Декан сидел на крыльце, разглядывая помутневшими глазами пустые синий и красный шприцы, которые нашёл недалеко от обнаруженной им комнаты-подсобки. И то, что он отрывочно, сквозь туман в голове, пытался вспомнить, его настораживало. Загородив солнце, к нему подошёл Палач:
— Чёрт! Ты ведь единственный из нас биолог, ты ведь вкуриваешь в поведение этих тварей, так?
— Ну да, — тихо выдавил из себя «учёный».
— Мартерны способны запрыгивать на крыши домов, — Палач показал рукой себе за спину — на ангар. — Почему? — в голосе присутствовала мешающая дрожь. — Почему одна из них зашла через ворота?
Декан на несколько секунд замолчал, а затем произнёс:
— Пока точно не знаю, но есть одна мысль…
Глава пятая.
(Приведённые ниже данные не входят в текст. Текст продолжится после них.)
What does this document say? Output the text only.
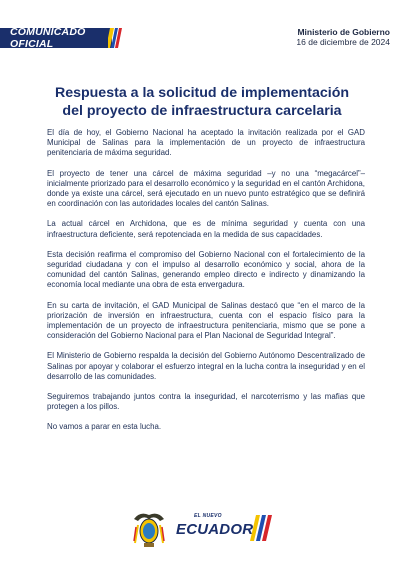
COMUNICADO OFICIAL
Ministerio de Gobierno
16 de diciembre de 2024
Respuesta a la solicitud de implementación
del proyecto de infraestructura carcelaria

El día de hoy, el Gobierno Nacional ha aceptado la invitación realizada por el GAD Municipal de Salinas para la implementación de un proyecto de infraestructura penitenciaria de máxima seguridad.

El proyecto de tener una cárcel de máxima seguridad –y no una “megacárcel”– inicialmente priorizado para el desarrollo económico y la seguridad en el cantón Archidona, donde ya existe una cárcel, será ejecutado en un nuevo punto estratégico que se definirá en coordinación con las autoridades locales del cantón Salinas.

La actual cárcel en Archidona, que es de mínima seguridad y cuenta con una infraestructura deficiente, será repotenciada en la medida de sus capacidades.

Esta decisión reafirma el compromiso del Gobierno Nacional con el fortalecimiento de la seguridad ciudadana y con el impulso al desarrollo económico y social, ahora de la comunidad del cantón Salinas, generando empleo directo e indirecto y dinamizando la economía local mediante una obra de esta envergadura.

En su carta de invitación, el GAD Municipal de Salinas destacó que “en el marco de la priorización de inversión en infraestructura, cuenta con el espacio físico para la implementación de un proyecto de infraestructura penitenciaria, mismo que se pone a consideración del Gobierno Nacional para el Plan Nacional de Seguridad Integral”.

El Ministerio de Gobierno respalda la decisión del Gobierno Autónomo Descentralizado de Salinas por apoyar y colaborar el esfuerzo integral en la lucha contra la inseguridad y en el desarrollo de las comunidades.

Seguiremos trabajando juntos contra la inseguridad, el narcoterrismo y las mafias que protegen a los pillos.

No vamos a parar en esta lucha.

EL NUEVO
ECUADOR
Афина
Дева Афина! Ты браней владычица!
Ты свой золотой Коронейский храм
Дозором обходишь, идёшь по лугам,
Дорогой прямой, и окольной обходишь,
И словно бы тайную песню заводишь.
И там, где поток твой священный шумит,
Глядишь, и сверкнёт на руке твоей щит,
Иль ярко сверкнёт твой священный доспех.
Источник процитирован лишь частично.